The Polish state will increase its stake in PKN Orlen to 50% as part of a plan for the refiner to take over smaller peer Grupa Lotos and gas company PGNiG the state assets minister said.
The merger is part of a bigger plan of the ruling Law and Justice (PiS) party to increase control over the economy and create what it calls big national champions able to compete with global players.
PKN Orlen has accelerated merger and acquisition (M&A) plans under Chief Executive Daniel Obajtek, who has been publicly praised by Poland's de facto leader Jaroslaw Kaczynski for Orlen's takeover of a newspaper publisher, among other things.
The group announced plans to take over Lotos in 2018 but has to fulfill several conditions set by the European Commission to complete the deal, including the sale of some of its petrol stations and a stake in the Lotos refinery in Gdansk.

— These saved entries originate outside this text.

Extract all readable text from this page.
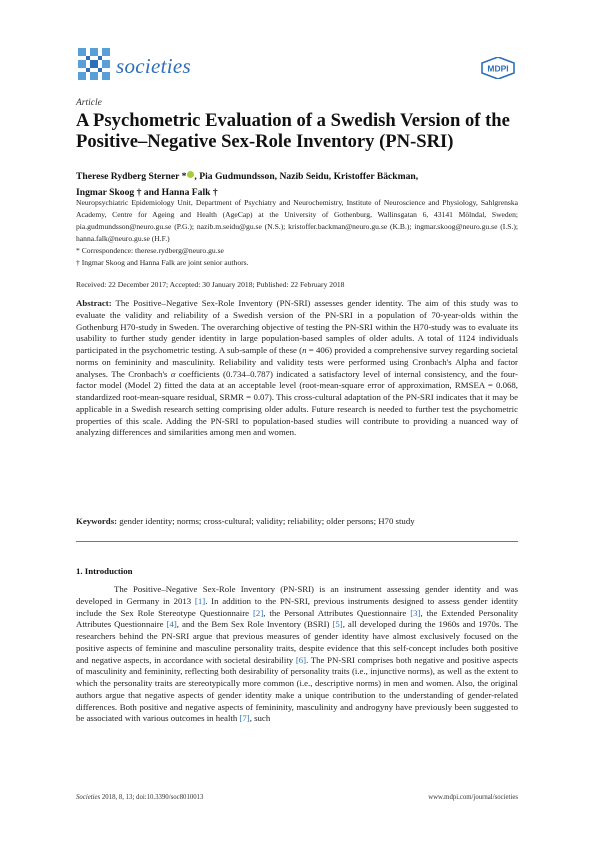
societies	MDPI
Article
A Psychometric Evaluation of a Swedish Version of the Positive–Negative Sex-Role Inventory (PN-SRI)
Therese Rydberg Sterner * , Pia Gudmundsson, Nazib Seidu, Kristoffer Bäckman,
Ingmar Skoog † and Hanna Falk †
Neuropsychiatric Epidemiology Unit, Department of Psychiatry and Neurochemistry, Institute of Neuroscience and Physiology, Sahlgrenska Academy, Centre for Ageing and Health (AgeCap) at the University of Gothenburg, Wallinsgatan 6, 43141 Mölndal, Sweden; pia.gudmundsson@neuro.gu.se (P.G.); nazib.m.seidu@gu.se (N.S.); kristoffer.backman@neuro.gu.se (K.B.); ingmar.skoog@neuro.gu.se (I.S.); hanna.falk@neuro.gu.se (H.F.)
* Correspondence: therese.rydberg@neuro.gu.se
† Ingmar Skoog and Hanna Falk are joint senior authors.
Received: 22 December 2017; Accepted: 30 January 2018; Published: 22 February 2018
Abstract: The Positive–Negative Sex-Role Inventory (PN-SRI) assesses gender identity. The aim of this study was to evaluate the validity and reliability of a Swedish version of the PN-SRI in a population of 70-year-olds within the Gothenburg H70-study in Sweden. The overarching objective of testing the PN-SRI within the H70-study was to evaluate its usability to further study gender identity in large population-based samples of older adults. A total of 1124 individuals participated in the psychometric testing. A sub-sample of these (n = 406) provided a comprehensive survey regarding societal norms on femininity and masculinity. Reliability and validity tests were performed using Cronbach's Alpha and factor analyses. The Cronbach's α coefficients (0.734–0.787) indicated a satisfactory level of internal consistency, and the four-factor model (Model 2) fitted the data at an acceptable level (root-mean-square error of approximation, RMSEA = 0.068, standardized root-mean-square residual, SRMR = 0.07). This cross-cultural adaptation of the PN-SRI indicates that it may be applicable in a Swedish research setting comprising older adults. Future research is needed to further test the psychometric properties of this scale. Adding the PN-SRI to population-based studies will contribute to providing a nuanced way of analyzing differences and similarities among men and women.
Keywords: gender identity; norms; cross-cultural; validity; reliability; older persons; H70 study
1. Introduction
The Positive–Negative Sex-Role Inventory (PN-SRI) is an instrument assessing gender identity and was developed in Germany in 2013 [1]. In addition to the PN-SRI, previous instruments designed to assess gender identity include the Sex Role Stereotype Questionnaire [2], the Personal Attributes Questionnaire [3], the Extended Personality Attributes Questionnaire [4], and the Bem Sex Role Inventory (BSRI) [5], all developed during the 1960s and 1970s. The researchers behind the PN-SRI argue that previous measures of gender identity have almost exclusively focused on the positive aspects of feminine and masculine personality traits, despite evidence that this self-concept includes both positive and negative aspects, in accordance with societal desirability [6]. The PN-SRI comprises both negative and positive aspects of masculinity and femininity, reflecting both desirability of personality traits (i.e., injunctive norms), as well as the extent to which the personality traits are stereotypically more common (i.e., descriptive norms) in men and women. Also, the original authors argue that negative aspects of gender identity make a unique contribution to the understanding of gender-related differences. Both positive and negative aspects of femininity, masculinity and androgyny have previously been suggested to be associated with various outcomes in health [7], such
Societies 2018, 8, 13; doi:10.3390/soc8010013	www.mdpi.com/journal/societies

Orlen's intention to acquire state-run PGNiG was announced in 2020 and the deal is pending on the approval by antimonopoly watchdog UOKiK.
The takeovers will boost the group's revenue to 200 billion zlotys and core annual profit to 20 billion, Orlen said. The total market capitalisation of PKN Orlen, PGNiG and Lotos is now almost 80 billion zlotys ($21.36 billion).
"We are closer to finalising the merger..." Obajtek said in a statement sent after the three companies and the state assets ministry signed an agreement saying that current shareholders in Lotos and PGNiG will be allowed to acquire new shares issued by PKN Orlen.
"There will be a merger, a non-cash merger, so it will be a cashless transaction resulting in increasing the share of the state treasury in PKN Orlen... up to 50%," State Assets Minister Jacek Sasin told a news conference. The merger is expected to be completed this year, Obajtek added.